Source : www.mediapart.fr

 

Au grand raout du lobby des partenariats public-privé

|  Par Lucie Delaporte

 

 

 

Le club des PPP a célébré mardi 17 juin les dix ans de l'ordonnance créant les partenariats public-privé. Alors que l'horizon s'obscurcit, l'influent lobby a tenu à raconter la belle épopée de ce « jeune outil de la commande publique » tout en proposant, sobrement, d'en changer le nom.

Il a fallu attendre près de trois longues heures de discours, avant de sabrer le champagne et d’entamer les petits fours. Ce mardi 17 juin, le club des PPP avait mis les petits plats dans les grands pour célébrer les 10 ans de l’ordonnance de 2004 portant création des partenariats public-privé (PPP) au Cercle national des armées, à Paris.

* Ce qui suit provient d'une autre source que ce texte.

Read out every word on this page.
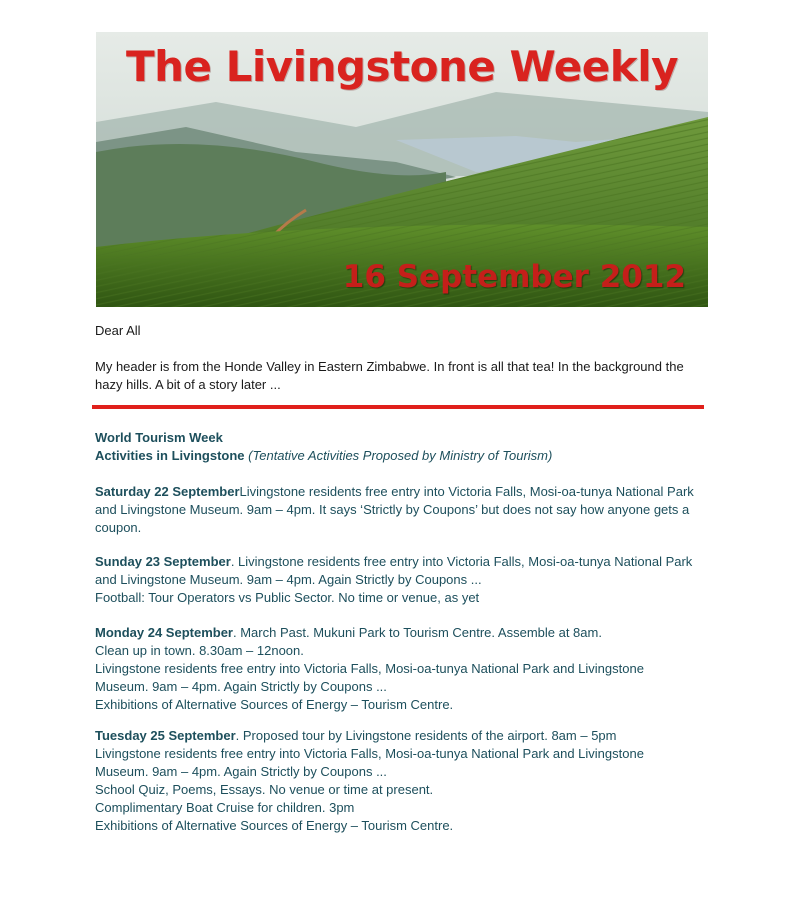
The Livingstone Weekly
16 September 2012
Dear All
My header is from the Honde Valley in Eastern Zimbabwe. In front is all that tea! In the background the hazy hills. A bit of a story later ...
World Tourism Week
Activities in Livingstone (Tentative Activities Proposed by Ministry of Tourism)
Saturday 22 SeptemberLivingstone residents free entry into Victoria Falls, Mosi-oa-tunya National Park
and Livingstone Museum. 9am – 4pm. It says ‘Strictly by Coupons’ but does not say how anyone gets a
coupon.
Sunday 23 September. Livingstone residents free entry into Victoria Falls, Mosi-oa-tunya National Park
and Livingstone Museum. 9am – 4pm. Again Strictly by Coupons ...
Football: Tour Operators vs Public Sector. No time or venue, as yet
Monday 24 September. March Past. Mukuni Park to Tourism Centre. Assemble at 8am.
Clean up in town. 8.30am – 12noon.
Livingstone residents free entry into Victoria Falls, Mosi-oa-tunya National Park and Livingstone
Museum. 9am – 4pm. Again Strictly by Coupons ...
Exhibitions of Alternative Sources of Energy – Tourism Centre.
Tuesday 25 September. Proposed tour by Livingstone residents of the airport. 8am – 5pm
Livingstone residents free entry into Victoria Falls, Mosi-oa-tunya National Park and Livingstone
Museum. 9am – 4pm. Again Strictly by Coupons ...
School Quiz, Poems, Essays. No venue or time at present.
Complimentary Boat Cruise for children. 3pm
Exhibitions of Alternative Sources of Energy – Tourism Centre.
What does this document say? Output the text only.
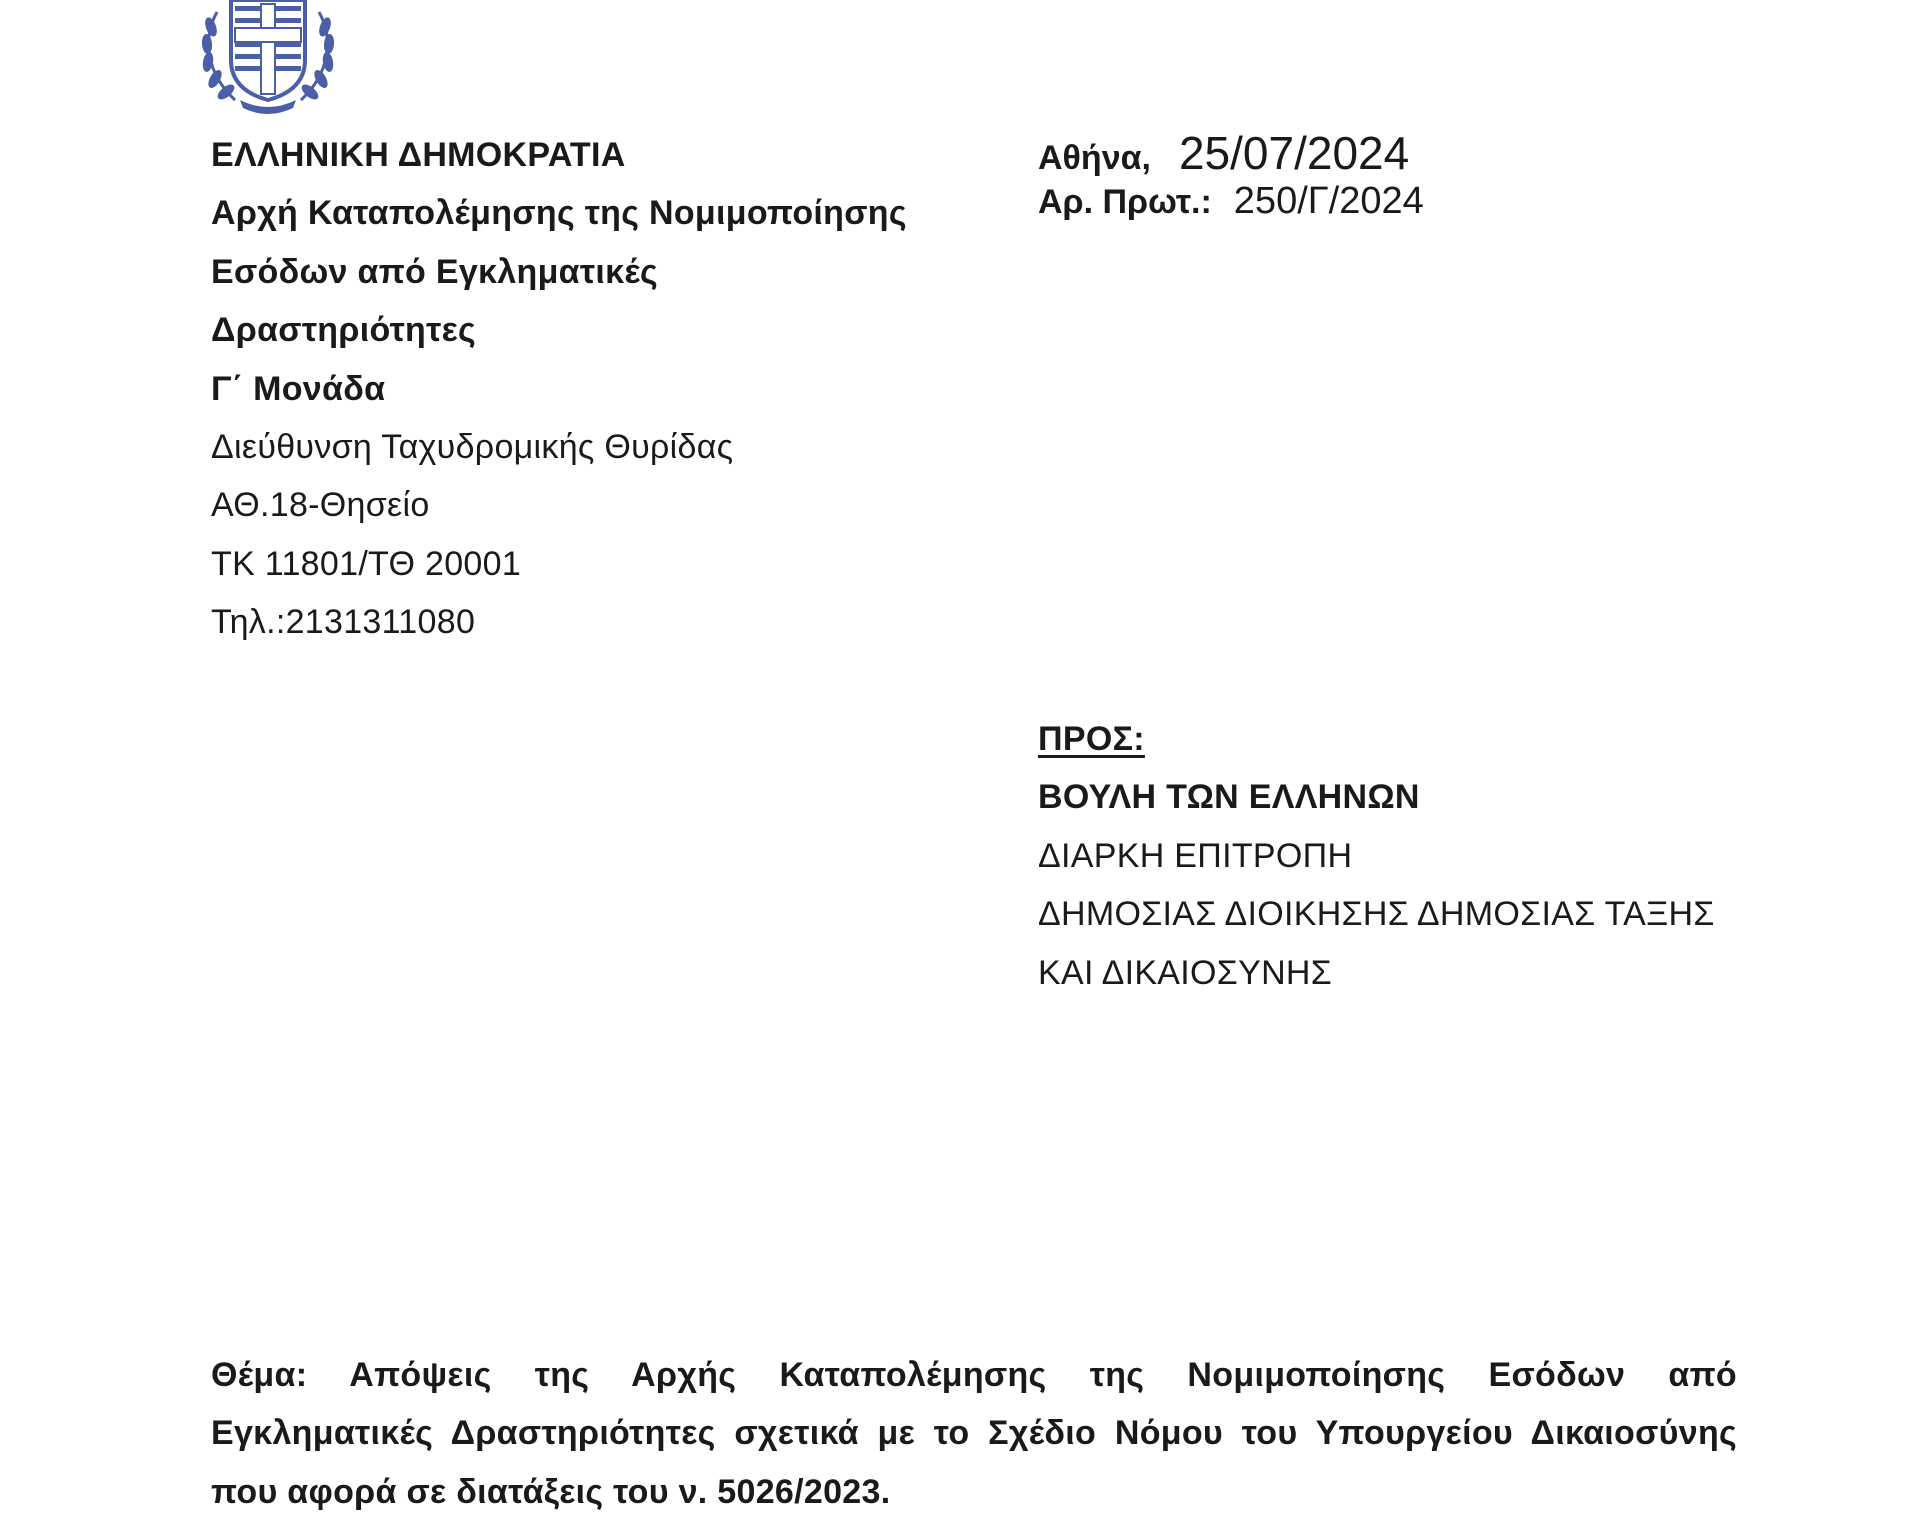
ΕΛΛΗΝΙΚΗ ΔΗΜΟΚΡΑΤΙΑ
Αρχή Καταπολέμησης της Νομιμοποίησης
Εσόδων από Εγκληματικές
Δραστηριότητες
Γ΄ Μονάδα
Διεύθυνση Ταχυδρομικής Θυρίδας
ΑΘ.18-Θησείο
ΤΚ 11801/ΤΘ 20001
Τηλ.:2131311080
Αθήνα, 25/07/2024
Αρ. Πρωτ.: 250/Γ/2024
ΠΡΟΣ:
ΒΟΥΛΗ ΤΩΝ ΕΛΛΗΝΩΝ
ΔΙΑΡΚΗ ΕΠΙΤΡΟΠΗ
ΔΗΜΟΣΙΑΣ ΔΙΟΙΚΗΣΗΣ ΔΗΜΟΣΙΑΣ ΤΑΞΗΣ
ΚΑΙ ΔΙΚΑΙΟΣΥΝΗΣ
Θέμα: Απόψεις της Αρχής Καταπολέμησης της Νομιμοποίησης Εσόδων από
Εγκληματικές Δραστηριότητες σχετικά με το Σχέδιο Νόμου του Υπουργείου Δικαιοσύνης
που αφορά σε διατάξεις του ν. 5026/2023.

« Dix ans de l’ordonnance des contrats de partenariats, on ne voulait pas manquer la date », lance le maître de cérémonie Marc Teyssier d’Orfeuil, délégué général du club des PPP, attendri devant les dix bougies de ce jeune « outil de la commande publique » qui a permis aux majors du BTP de réaliser de bien belles opérations ces dernières années. Mais lui a aussi valu quelques-uns de ses plus récents scandales : naufrage de l’hôpital francilien (un de nos articles ici), soupçons de corruption dans l’attribution du marché du Pentagone de la défense ou du grand stade de Lille... Sans compter les nombreux rapports de la Cour des comptes soulignant combien les PPP constituent, la plupart du temps, un marché de dupes pour la puissance publique.

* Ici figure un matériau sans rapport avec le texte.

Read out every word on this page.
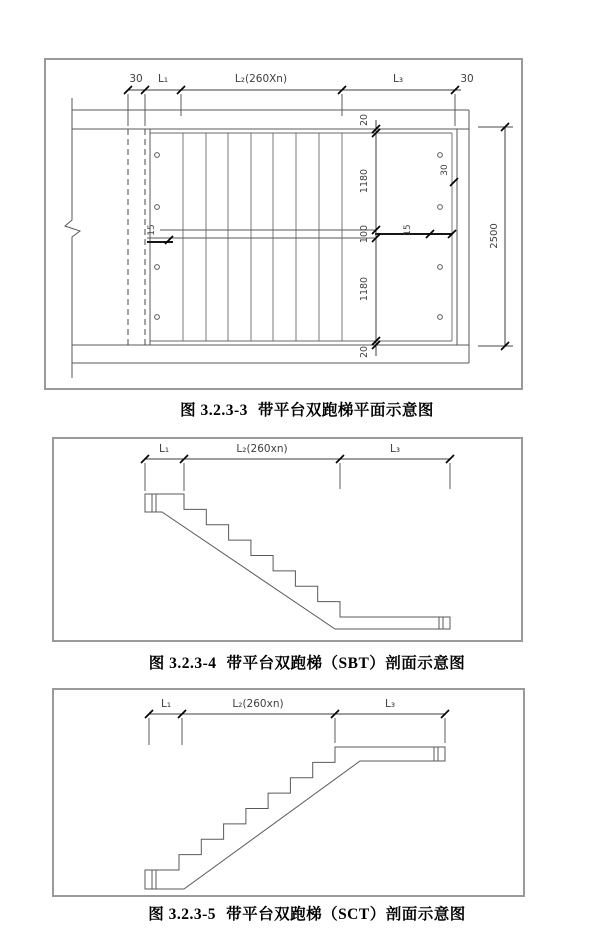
30 L₁	L₂(260Xn)	L₃	30
20
1180
100
1180
20
2500
30
15	15
图 3.2.3-3 带平台双跑梯平面示意图
L₁	L₂(260xn)	L₃
图 3.2.3-4 带平台双跑梯（SBT）剖面示意图
L₁	L₂(260xn)	L₃
图 3.2.3-5 带平台双跑梯（SCT）剖面示意图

Ce jour-là, c’est évidemment une tout autre histoire qu’on se raconte. Celle d’une belle épopée contre l’idéologie et le conservatisme pour faire émerger d’ambitieux projets de travaux publics.

 

Marc Teyssier d'Orfeuil, délégué général du Club des PPP 

Devant un parterre composé pour l’essentiel de représentants du BTP, mais aussi de quelques élus et de hauts fonctionnaires de Bercy, Marc Teissier d’Orfeuil appelle donc, les unes après les autres, les bonnes fées qui se sont penchées sur le berceau des PPP depuis leur création.

Jérôme Grand d’Esnon, l’un des plus actifs artisans, en coulisse, de la création des contrats de partenariats vient d’abord rappeler combien « à l’époque le projet était connoté idéologiquement » : « Au départ il y avait un contexte très violent, beaucoup d’hostilité de la gauche, il a fallu beaucoup de ténacité. » L’homme, qui fut le secrétaire général de l’association de financement de la campagne de Jacques Chirac en 1995, après avoir été directeur des affaires juridiques de la mairie de Paris à la grande époque des scandales du financement du RPR, a été celui qui a mené à Bercy la réforme des marchés publics dans le gouvernement Raffarin. Il officie désormais comme avocat conseil dans un cabinet d’affaires où il s’occupe notamment des grands contrats publics.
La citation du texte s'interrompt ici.